Una valutazione superficiale potrebbe infatti comportare la perdita del beneficio oppure l'insorgere di successive contestazioni.
Perché è importante pianificare la successione?
Molte controversie ereditarie potrebbero essere evitate attraverso una corretta pianificazione successoria.
Programmare il futuro trasferimento del patrimonio non significa soltanto predisporre un testamento.
Significa valutare anticipatamente la composizione del patrimonio, la situazione familiare, la presenza di imprese o aziende, gli interessi dei legittimari, gli aspetti fiscali e gli strumenti giuridici che l'ordinamento mette a disposizione.
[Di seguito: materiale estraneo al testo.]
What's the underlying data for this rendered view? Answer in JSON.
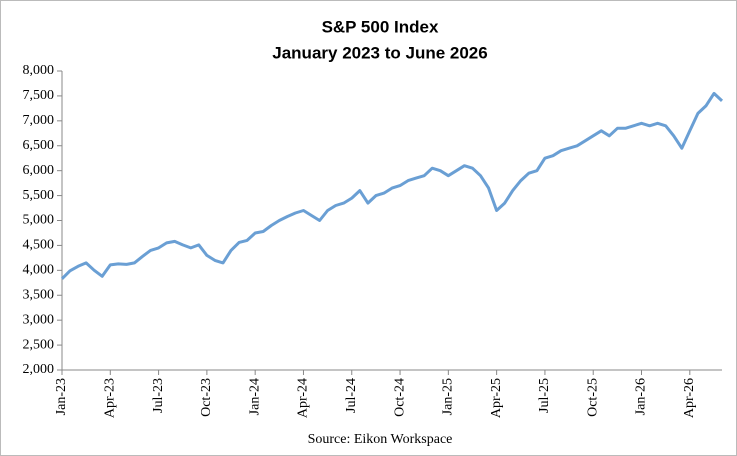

Una pianificazione ben costruita consente spesso di:
ridurre il rischio di future controversie tra gli eredi;
favorire la continuità dell'impresa familiare;
coordinare testamento, donazioni e altri strumenti patrimoniali;
ottimizzare, nei limiti consentiti dalla legge, gli effetti fiscali del passaggio generazionale;
rendere più semplice e ordinata la gestione della successione.
Il Notaio rappresenta il professionista maggiormente qualificato per assistere la famiglia in questa fase, poiché è in grado di valutare congiuntamente gli aspetti civilistici, successori, immobiliari e tributari.
Gli errori più frequenti
Tra gli errori che si riscontrano più frequentemente vi sono:
ritenere che la dichiarazione di successione equivalga all'accettazione dell'eredità;
trascurare la presenza di un testamento;
non verificare la posizione dei legittimari;
iniziare a disporre dei beni ereditari senza avere valutato gli effetti dell'accettazione dell'eredità;
sottovalutare gli aspetti fiscali della successione;
non considerare le agevolazioni previste dalla normativa vigente;
affrontare separatamente questioni civilistiche e tributarie, che invece devono essere valutate unitariamente.
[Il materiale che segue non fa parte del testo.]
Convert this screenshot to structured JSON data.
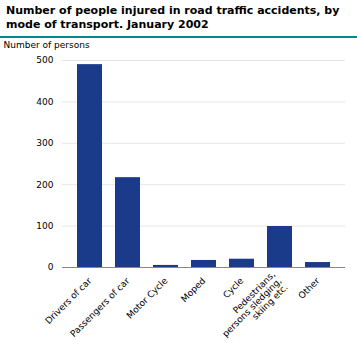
{
  "chart_data": {
    "type": "bar",
    "title": "Number of people injured in road traffic accidents, by\nmode of transport. January 2002",
    "y_label": "Number of persons",
    "categories": [
      "Drivers of car",
      "Passengers of car",
      "Motor Cycle",
      "Moped",
      "Cycle",
      "Pedestrians,\npersons sledging,\nskiing etc.",
      "Other"
    ],
    "values": [
      490,
      217,
      5,
      17,
      20,
      99,
      12
    ],
    "color": "#1a3a8a",
    "ylim": [
      0,
      500
    ],
    "yticks": [
      0,
      100,
      200,
      300,
      400,
      500
    ],
    "grid": true
  }
}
Una consulenza preventiva consente normalmente di evitare tali criticità e di programmare correttamente tutte le fasi della successione.
Conclusioni
La successione ereditaria rappresenta uno dei momenti più delicati nella vita di una famiglia, poiché coinvolge contemporaneamente aspetti personali, patrimoniali, fiscali e giuridici. Una corretta gestione della successione richiede una visione unitaria dell'intera vicenda ereditaria: dalla devoluzione del patrimonio alla tutela dei legittimari, dall'accettazione dell'eredità agli adempimenti tributari, fino alla successiva divisione dei beni.
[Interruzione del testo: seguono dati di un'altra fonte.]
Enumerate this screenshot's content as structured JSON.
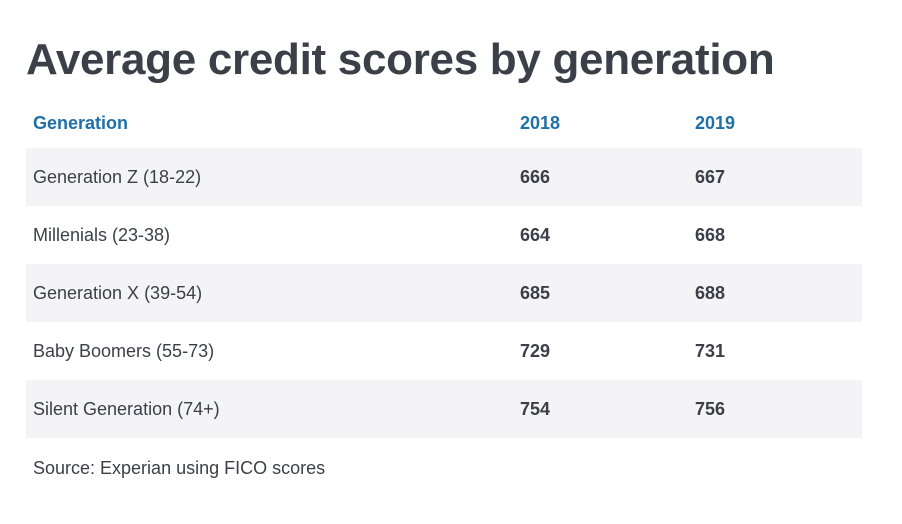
{
  "chart_data": {
    "type": "table",
    "title": "Average credit scores by generation",
    "columns": [
      "Generation",
      "2018",
      "2019"
    ],
    "rows": [
      {
        "generation": "Generation Z (18-22)",
        "y2018": "666",
        "y2019": "667"
      },
      {
        "generation": "Millenials (23-38)",
        "y2018": "664",
        "y2019": "668"
      },
      {
        "generation": "Generation X (39-54)",
        "y2018": "685",
        "y2019": "688"
      },
      {
        "generation": "Baby Boomers (55-73)",
        "y2018": "729",
        "y2019": "731"
      },
      {
        "generation": "Silent Generation (74+)",
        "y2018": "754",
        "y2019": "756"
      }
    ],
    "source": "Source: Experian using FICO scores"
  },
  "colors": {
    "header_text": "#1f6fa8",
    "stripe": "#f4f4f6",
    "body_text": "#3b3f47"
  }
}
Il Notaio assiste gli interessati lungo tutto questo percorso, offrendo una consulenza che integra il diritto civile, il diritto tributario e la disciplina della pubblicità immobiliare. L'obiettivo non è soltanto adempiere agli obblighi previsti dalla legge, ma consentire un passaggio generazionale ordinato, giuridicamente sicuro e coerente con la volontà del defunto e con gli interessi degli eredi. Ogni successione presenta caratteristiche proprie e richiede una valutazione specifica, nella quale assumono particolare rilievo la composizione del patrimonio, la situazione familiare, la presenza di eventuali disposizioni testamentarie e le agevolazioni fiscali concretamente applicabili.
Domande frequenti
Che cos'è la successione?
La successione è il procedimento attraverso il quale, alla morte di una persona, il complesso dei rapporti giuridici trasmissibili viene trasferito ai successori individuati dalla legge oppure dal testamento.
Quando si apre la successione?
La successione si apre nel momento della morte della persona. Ai sensi del Codice civile il luogo di apertura della successione coincide con l'ultimo domicilio del defunto.
Quali tipi di successione esistono?
Il nostro ordinamento distingue due principali forme di successione. La prima è la successione legittima, che opera quando il defunto non abbia lasciato un testamento oppure quando questo non disciplini l'intero patrimonio.